Operating Principles: a UPS is required for two broad categories of need: 1) intermittent mains power, and 2) critical systems. An example of the first kind would be perhaps an isolated or underdeveloped area where mains supply is rationed. The second need covers things from a medical device which must function, to a security system that needs to be on constantly. Or, of course, if you just want your RPi to keep the time if the lights go out..! The UPS must, therefore, swap seamlessly and instantly between the mains supply, and your chosen backup power supply. In this case, I’ve chosen a battery (I’ll explain why later), but you could use a bank of capacitors, or a mechanical flywheel, or anything else that can store electrical or potential energy, perhaps a reservoir if you have the luxury!
Electrically. the simplest way to achieve this is with a diode OR bridge. This is a very simple circuit that consists of two (or any number of) diodes connected at their cathodes. The individual anodes are then connected to, in this case, the individual power supplies. As diodes only conduct when the anode-to-cathode voltage is greater than 0.6 V (for a standard silicon diode), the supply with the highest voltage will power the downstream circuit. This also means, importantly, that there is no gap if one supply drops out and so this is the basis of our UPS. In the schematic (you can open it above), the diode OR bridge is made up of D1 & D2. They connect to +9V and V+ respectively, which is how I’ve chosen to label the external supply and the battery supply. While the external power source is present, it would be good to keep the backup battery topped up with charge. This is achieved with the components in the top left of the schematic (R2, R3, R15, R21, R16, LED1, C4, Q1, Q2, IC3), which provides a steady ~50 mA to keep the battery charged. There is a lot of scope for variation here depending on battery types, supply voltages etc, which I’ll cover more fully later.

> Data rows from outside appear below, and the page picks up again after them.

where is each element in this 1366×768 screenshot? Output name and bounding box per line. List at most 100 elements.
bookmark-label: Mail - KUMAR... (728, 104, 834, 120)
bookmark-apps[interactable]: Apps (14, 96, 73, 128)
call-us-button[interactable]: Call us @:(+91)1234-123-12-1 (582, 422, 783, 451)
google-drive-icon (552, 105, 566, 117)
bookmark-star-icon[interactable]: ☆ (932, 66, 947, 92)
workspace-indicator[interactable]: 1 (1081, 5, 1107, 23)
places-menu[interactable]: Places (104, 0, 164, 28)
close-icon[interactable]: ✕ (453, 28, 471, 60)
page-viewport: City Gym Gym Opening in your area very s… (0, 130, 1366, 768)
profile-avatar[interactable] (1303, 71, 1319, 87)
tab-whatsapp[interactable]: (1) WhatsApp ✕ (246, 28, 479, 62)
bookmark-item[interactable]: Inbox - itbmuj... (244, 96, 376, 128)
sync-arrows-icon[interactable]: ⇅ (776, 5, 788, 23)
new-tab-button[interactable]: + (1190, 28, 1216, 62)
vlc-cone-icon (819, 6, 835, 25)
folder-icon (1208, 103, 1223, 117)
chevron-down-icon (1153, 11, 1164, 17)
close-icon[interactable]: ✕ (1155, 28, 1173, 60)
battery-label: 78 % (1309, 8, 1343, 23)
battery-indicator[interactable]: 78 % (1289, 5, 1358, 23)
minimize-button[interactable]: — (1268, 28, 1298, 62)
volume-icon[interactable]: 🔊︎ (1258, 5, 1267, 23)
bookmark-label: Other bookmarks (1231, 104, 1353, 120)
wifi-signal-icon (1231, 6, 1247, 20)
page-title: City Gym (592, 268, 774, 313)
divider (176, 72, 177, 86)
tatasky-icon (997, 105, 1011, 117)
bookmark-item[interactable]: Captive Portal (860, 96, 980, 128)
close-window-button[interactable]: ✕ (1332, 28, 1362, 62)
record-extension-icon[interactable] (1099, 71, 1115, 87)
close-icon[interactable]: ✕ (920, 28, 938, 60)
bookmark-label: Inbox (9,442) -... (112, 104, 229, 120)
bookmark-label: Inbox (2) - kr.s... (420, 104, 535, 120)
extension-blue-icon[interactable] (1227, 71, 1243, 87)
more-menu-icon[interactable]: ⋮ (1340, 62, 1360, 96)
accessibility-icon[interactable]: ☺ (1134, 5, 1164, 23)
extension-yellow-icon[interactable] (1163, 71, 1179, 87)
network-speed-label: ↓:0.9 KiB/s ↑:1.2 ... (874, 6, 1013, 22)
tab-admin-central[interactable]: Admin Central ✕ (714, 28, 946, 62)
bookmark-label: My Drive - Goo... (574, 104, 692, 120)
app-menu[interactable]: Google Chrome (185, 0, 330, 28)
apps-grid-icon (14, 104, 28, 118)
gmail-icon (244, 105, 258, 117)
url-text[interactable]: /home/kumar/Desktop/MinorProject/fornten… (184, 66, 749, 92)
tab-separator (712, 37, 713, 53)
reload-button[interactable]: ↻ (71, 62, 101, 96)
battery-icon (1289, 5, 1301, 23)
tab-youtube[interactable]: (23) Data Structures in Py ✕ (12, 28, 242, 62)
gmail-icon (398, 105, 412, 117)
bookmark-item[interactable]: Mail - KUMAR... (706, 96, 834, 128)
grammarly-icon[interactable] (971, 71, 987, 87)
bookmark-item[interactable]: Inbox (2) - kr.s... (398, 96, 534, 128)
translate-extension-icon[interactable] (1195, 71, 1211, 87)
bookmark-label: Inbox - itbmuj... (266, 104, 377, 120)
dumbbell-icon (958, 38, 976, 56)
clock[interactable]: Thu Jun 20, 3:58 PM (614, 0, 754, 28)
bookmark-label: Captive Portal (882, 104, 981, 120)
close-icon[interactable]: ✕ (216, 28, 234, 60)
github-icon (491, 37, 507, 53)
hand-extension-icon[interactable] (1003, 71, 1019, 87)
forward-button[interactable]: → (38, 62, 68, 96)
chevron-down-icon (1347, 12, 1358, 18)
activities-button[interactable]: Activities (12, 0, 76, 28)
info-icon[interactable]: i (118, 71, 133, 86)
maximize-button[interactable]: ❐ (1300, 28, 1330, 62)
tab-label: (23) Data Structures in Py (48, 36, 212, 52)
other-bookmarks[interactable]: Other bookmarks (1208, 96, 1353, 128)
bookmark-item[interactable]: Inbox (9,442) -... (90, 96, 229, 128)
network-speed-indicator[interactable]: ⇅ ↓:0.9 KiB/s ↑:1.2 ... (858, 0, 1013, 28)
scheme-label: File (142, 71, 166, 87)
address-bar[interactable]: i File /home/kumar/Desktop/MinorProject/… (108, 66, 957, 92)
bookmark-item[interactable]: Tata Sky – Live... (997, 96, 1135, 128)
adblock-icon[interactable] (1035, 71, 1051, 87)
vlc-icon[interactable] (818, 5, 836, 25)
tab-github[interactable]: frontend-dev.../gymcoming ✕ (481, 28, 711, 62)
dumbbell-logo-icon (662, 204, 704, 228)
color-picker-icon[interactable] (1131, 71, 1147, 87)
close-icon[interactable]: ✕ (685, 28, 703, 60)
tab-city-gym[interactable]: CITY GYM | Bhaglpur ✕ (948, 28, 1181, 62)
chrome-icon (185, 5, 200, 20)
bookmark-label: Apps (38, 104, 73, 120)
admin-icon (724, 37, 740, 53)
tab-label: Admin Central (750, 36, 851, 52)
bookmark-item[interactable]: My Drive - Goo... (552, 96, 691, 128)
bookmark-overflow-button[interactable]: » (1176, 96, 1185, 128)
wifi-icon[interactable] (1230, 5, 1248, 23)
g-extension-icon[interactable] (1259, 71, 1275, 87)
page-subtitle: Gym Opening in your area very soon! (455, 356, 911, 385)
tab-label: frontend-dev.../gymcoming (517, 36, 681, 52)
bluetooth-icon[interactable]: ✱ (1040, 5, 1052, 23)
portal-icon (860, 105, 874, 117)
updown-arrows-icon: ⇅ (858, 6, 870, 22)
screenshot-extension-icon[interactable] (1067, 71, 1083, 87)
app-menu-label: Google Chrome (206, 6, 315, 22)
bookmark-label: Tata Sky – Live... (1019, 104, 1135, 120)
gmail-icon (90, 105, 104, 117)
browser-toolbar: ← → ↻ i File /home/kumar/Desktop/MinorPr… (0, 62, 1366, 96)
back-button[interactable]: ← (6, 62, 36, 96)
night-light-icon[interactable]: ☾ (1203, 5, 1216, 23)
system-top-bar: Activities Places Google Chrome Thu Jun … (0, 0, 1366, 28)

The output from this circuit needs to be 5 V. As shown above, one supply has to be at a higher voltage than the other, and there are the added problems of the voltage drop across the diode OR (0.6 V) and the fact that batteries aren’t a constant voltage – they change with their state of charge or discharge. This means that a voltage regulator is required to provide power within certain bounds. The block which does this is located in the bottom right of the schematic. I’ve chosen to use a buck switching regulator to do this on the grounds of efficiency. While linear power supplies are generally cheaper and much simpler electronically and physically, they literally burn the excess energy as heat. I’ll elaborate on the switching regulator and its values and layout in a further post.
This leaves the circuit in the top right centred around comparator IC2. The power supply should be able to communicate with the target, and in particular two pieces of information are useful: 1) the target is running on backup power, and 2) that backup power is running low. This is implemented by simply comparing the battery and external power supply voltages, and then comparing the battery voltage against a stable reference respectively. The reference is formed by IC1, which also provides the regulated 3.3 V supply required for communication with RPi. The design also provides visual feedback in the form of LED2 and LED3. The external/backup supply indication is centred around IC2A, and the low-battery voltage sense is centred around IC2B. You may notice that there is positive feedback (R13) implemented in IC2B; this introduces hysteresis to the system, and I’ll rationalise the values in a later post.